Studio album by La 5ª Estación
- Released: August 22, 2006
- Recorded: 2006
- Genre: Latin Pop/Rock
- Labels: Ariola; Sony BMG;
- Producer: Armando Ávila

La 5ª Estación chronology
| Acústico (2005) | El Mundo Se Equivoca (2006) | Sin Frenos (2009) |

Singles from El Mundo Se Equivoca
- "Tu Peor Error"; "Me Muero"; "Sueños Rotos"; "Ahora Que Te Vas U.S Only"; "La Frase Tonta De La Semana";

= El Mundo Se Equivoca =

El Mundo Se Equivoca (The World Is Mistaken) is the third studio album release from the Spanish music trio, La 5ª Estación. The album received a Latin Grammy Award on November 8, 2007, for Best Pop Album by a Duo/Group with Vocals.

Professional ratings
Review scores
| Source | Rating |
| Allmusic | Star |

==Content==
It was released worldwide on August 22, 2006. It includes thirteen tracks and is the band's first album to be published under the dual disc format, containing on the video side, the behind the cameras of the album's recording.
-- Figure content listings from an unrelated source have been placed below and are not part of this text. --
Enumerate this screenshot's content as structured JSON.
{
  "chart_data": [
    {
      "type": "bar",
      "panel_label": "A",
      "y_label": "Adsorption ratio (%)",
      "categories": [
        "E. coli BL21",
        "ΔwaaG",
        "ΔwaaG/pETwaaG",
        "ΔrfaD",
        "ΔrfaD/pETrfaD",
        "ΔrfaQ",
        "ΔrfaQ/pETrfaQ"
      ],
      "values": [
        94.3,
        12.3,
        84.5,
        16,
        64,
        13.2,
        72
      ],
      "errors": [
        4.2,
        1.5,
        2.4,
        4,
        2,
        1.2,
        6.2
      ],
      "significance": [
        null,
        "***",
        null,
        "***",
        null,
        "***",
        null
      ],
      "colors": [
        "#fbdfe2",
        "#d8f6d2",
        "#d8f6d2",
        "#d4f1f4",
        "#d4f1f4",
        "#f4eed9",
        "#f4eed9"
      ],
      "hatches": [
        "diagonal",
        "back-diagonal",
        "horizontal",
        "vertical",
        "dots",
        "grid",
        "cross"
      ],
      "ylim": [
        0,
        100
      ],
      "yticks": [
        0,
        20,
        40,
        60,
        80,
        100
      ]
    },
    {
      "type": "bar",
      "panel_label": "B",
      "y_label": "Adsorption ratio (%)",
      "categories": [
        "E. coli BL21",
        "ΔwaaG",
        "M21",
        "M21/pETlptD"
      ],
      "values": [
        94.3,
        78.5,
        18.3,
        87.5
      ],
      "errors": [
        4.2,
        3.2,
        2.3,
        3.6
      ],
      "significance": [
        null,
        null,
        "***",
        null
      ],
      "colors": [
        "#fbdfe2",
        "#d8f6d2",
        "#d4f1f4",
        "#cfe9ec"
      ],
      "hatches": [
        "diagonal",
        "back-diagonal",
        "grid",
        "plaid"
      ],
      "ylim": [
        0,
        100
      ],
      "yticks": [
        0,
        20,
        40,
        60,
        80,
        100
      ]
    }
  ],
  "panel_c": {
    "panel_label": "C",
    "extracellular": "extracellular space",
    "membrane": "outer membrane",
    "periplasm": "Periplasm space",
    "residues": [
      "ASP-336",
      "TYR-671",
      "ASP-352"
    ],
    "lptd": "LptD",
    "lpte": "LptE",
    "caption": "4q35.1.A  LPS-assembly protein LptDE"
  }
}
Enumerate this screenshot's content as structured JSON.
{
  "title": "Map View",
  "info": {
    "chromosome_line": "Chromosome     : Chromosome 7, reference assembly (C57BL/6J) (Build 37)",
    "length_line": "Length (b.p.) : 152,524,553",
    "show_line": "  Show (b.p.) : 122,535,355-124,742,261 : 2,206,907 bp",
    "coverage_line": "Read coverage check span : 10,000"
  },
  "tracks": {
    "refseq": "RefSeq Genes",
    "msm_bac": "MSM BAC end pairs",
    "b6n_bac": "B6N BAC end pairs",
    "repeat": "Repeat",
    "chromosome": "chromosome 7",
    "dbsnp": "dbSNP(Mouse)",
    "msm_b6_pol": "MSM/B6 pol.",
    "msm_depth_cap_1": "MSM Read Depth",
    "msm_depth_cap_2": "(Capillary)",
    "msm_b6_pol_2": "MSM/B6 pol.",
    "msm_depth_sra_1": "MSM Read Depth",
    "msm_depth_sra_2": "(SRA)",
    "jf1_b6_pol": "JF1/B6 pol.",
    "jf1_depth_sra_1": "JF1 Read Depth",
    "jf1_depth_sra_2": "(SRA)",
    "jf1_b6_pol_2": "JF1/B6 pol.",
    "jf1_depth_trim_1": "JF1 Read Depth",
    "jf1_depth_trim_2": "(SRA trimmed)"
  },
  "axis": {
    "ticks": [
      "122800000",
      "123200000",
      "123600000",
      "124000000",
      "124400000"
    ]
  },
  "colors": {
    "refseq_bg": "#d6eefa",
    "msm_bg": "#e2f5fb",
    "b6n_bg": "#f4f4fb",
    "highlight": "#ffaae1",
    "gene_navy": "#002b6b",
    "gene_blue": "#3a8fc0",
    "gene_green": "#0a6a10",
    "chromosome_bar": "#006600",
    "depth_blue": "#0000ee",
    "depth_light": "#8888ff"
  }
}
In 2006, La 5ª Estación released "Tu Peor Error" (Your Worst Mistake) as the first single for the album. The single peaked at number three in Mexico and in the top-twenty in the Billboard Hot Latin Tracks. "Me muero" (I'm Dying) was released as the second single from El mundo se equivoca, the song reached number ten in the Hot Latin Tracks chart. In Mexico, the song topped the national singles chart for twelve weeks and it was succeeded by Eres para mi by Julieta Venegas. As of April 2007, the newest single released to Mexican radio is "Sueños rotos" (Broken Dreams), the song debuted at number ninety-three on May 7, 2007.

==Track listing==

| # | Song | Translation | Composers | Duration |
|---|---|---|---|---|
| 1 | Tu Peor Error | Your Worst Mistake | Avila; Reyero | 2:47 |
| 2 | Ahora Que Te Vas | Now That You're Leaving | Dominguez; Vargas | 3:48 |
| 3 | Me Muero | I'm Dying | Avila; Jimenez | 3:09 |
| 4 | Para No Decirte Adiós | For Not Saying Goodbye | Reyero | 3:34 |
| 5 | Sueños Rotos | Broken Dreams | Dominguez | 4:10 |
| 6 | Nada | Nothing | Avila; Dominguez; Reyero | 3:14 |
| 7 | Cosa de Dos | Thing of Two | Avila; Reyero | 3:35 |
| 8 | La Frase Tonta de la Semana | The Dumb Phrase of the Week | Norberto Ross (Cubano) | 4:03 |
| 9 | Que Fuí para Ti | What Was I for You | Jimenez | 3:42 |
| 10 | Cartas | Letters | Reyero | 3:46 |
| 11 | El Amor No Duele | Love Doesn't Hurt | Avila; Jimenez | 3:04 |
| 12 | Tan Sólo Quiero Amarte | I Only Want to Love You | Jimenez | 3:21 |
| 13 | Así Eres | That's How you are | Jimenez | 3:50 |

==Singles==

| Year | Title | Chart positions |  |  |
| U.S. ^{HLT} | U.S. ^{POP} | SPA |
| 2006 | "Tu Peor Error" | 18 | 17 | 17 |
| 2006 | "Me Muero" | 10 | 1 | 1 |
| 2007 | "Sueños Rotos" | - | - | 1 |
| 2007 | "Ahora Que Te Vás" | 26 | 6 | - |
| 2008 | "La Frase Tonta de la Semana" | - | - | - |

==Charts and certifications==

===Charts===

| Chart (2006) | Peak position |
|---|---|
| U.S. Billboard Top Heatseekers | 16 |
| U.S. Billboard Top Latin Albums | 13 |
| U.S. Billboard Latin Pop Albums | 3 |
| Mexican Albums Chart | 6 |
| Spanish Albums Chart | 3 |

===Certifications===

| Region | Certification | Certified units/sales |
| Mexico (AMPROFON) | Platinum+Gold | 150,000^{^} |
| Spain (Promusicae) | 2× Platinum | 160,000^{^} |
| United States (RIAA) | Platinum (Latin) | 100,000^{^} |
^{^} Shipments figures based on certification alone.